Apple's new iPhone has been the most successful product launch in the company's history. They sold 1.7 million of 'em in just three days, and they'd have sold many more if there'd been more supplies to sell. And just six days ago, Apple announced sales of three million iPads (a much more expensive and less established product) in 80 days
These are two absolutely sensational bits of news, blowing out all analyst predictions and translating into billions of dollars for the company's bottom line. And yet the company's stock price hasn't budged.
It's true that Apple's being investigated for anti-competitive practices, but we've known about that for a while. And it's true that Android's doing pretty well, but that, too, is relatively old news. And, yes, the new iPhone has a couple of minor flaws, but what newly designed (or redesigned) gizmo doesn't? So the question remains: how can a company hit two resounding home runs, each beyond all forecasts, yet not see its stock price increase?
Answer: the stock price already reflected investor confidence that resounding home runs would be hit. If the iPad and iPhone had sold merely well, the stock would have tanked. Exuberance is so high that fantastic results are mere status quo, unable to move the stock price. The only way the stock can move higher is for future sales to be so miraculous that they exceed even the most exuberant expectations.
It's a reminder of a fundamental truth that so many individual investors fail (at great peril) to fathom: that buying a company's stock is not a wager that the company will do well. It's a wager that other investors have undervalued the stock; that the company will exceed the expectations of a bunch of very close observers, including brilliant people who've chewed every number and investigated every competitor.
You don't bet on companies. You bet against other investors. And they're mostly smarter than you (I bought Apple at $114, because I thought it might be undervalued, but only because I thought I had real world perspective that smarter investors lacked).
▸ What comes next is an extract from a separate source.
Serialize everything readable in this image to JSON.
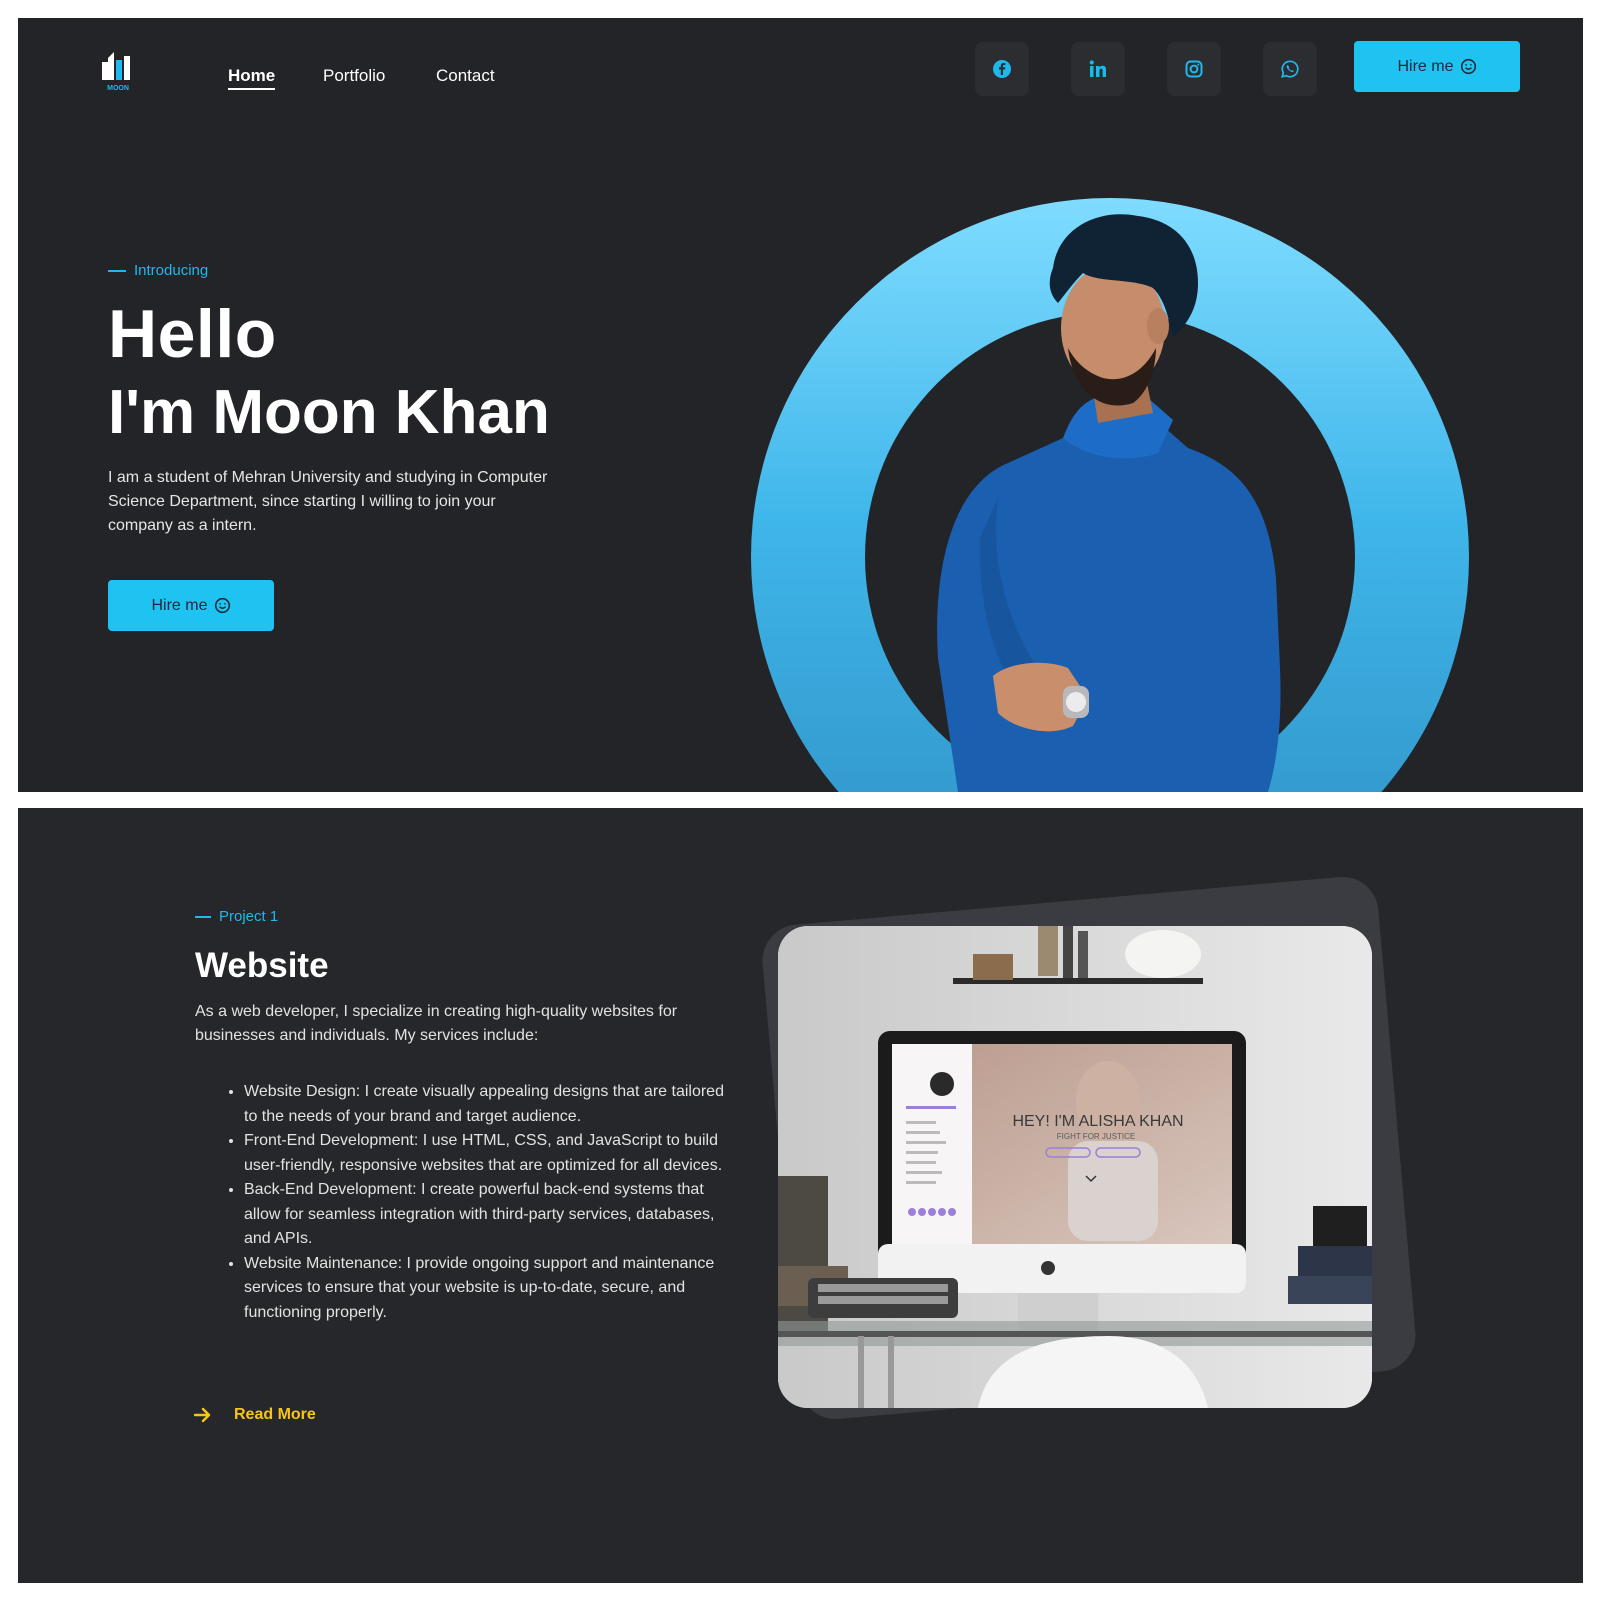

Exception: the long tail of little pre-commercialized companies which nobody has time to investigate. SIGA has created a very safe and effective cure for smallpox (and all its weaponized varieties) which is less than a year from FDA approval and even closer to a (much-delayed) nine-figure contract to stockpile the drug for homeland defense (to be followed by orders from India, EU, South Korea, and any other country fearing bioterrorism). They have an amazing pipeline of other miracle drugs under development, and a wee market cap of $320M, yet no one's ever heard of them, and their stock price remains in the sevens. That's undervalued, relative to the likely potential.
Don't even think of investing in a speculative bio-tech with funds you can't afford to lose. But I expect this will be my last mention (here's the first, and here are all, in reverse chronological order) before you hear about SIGA on the news - though, obviously, I've been way too optimistic on the time frame previously, and I may be doing so again. On the other hand, none of the delays have affected SIGA's potential. On the contrary, it's brighter than ever (if anyone has invested in SIGA previously and is curious for an update, let me know via comments, and I'll post one. I'd rather not bore everyone with details if no one has a stake!).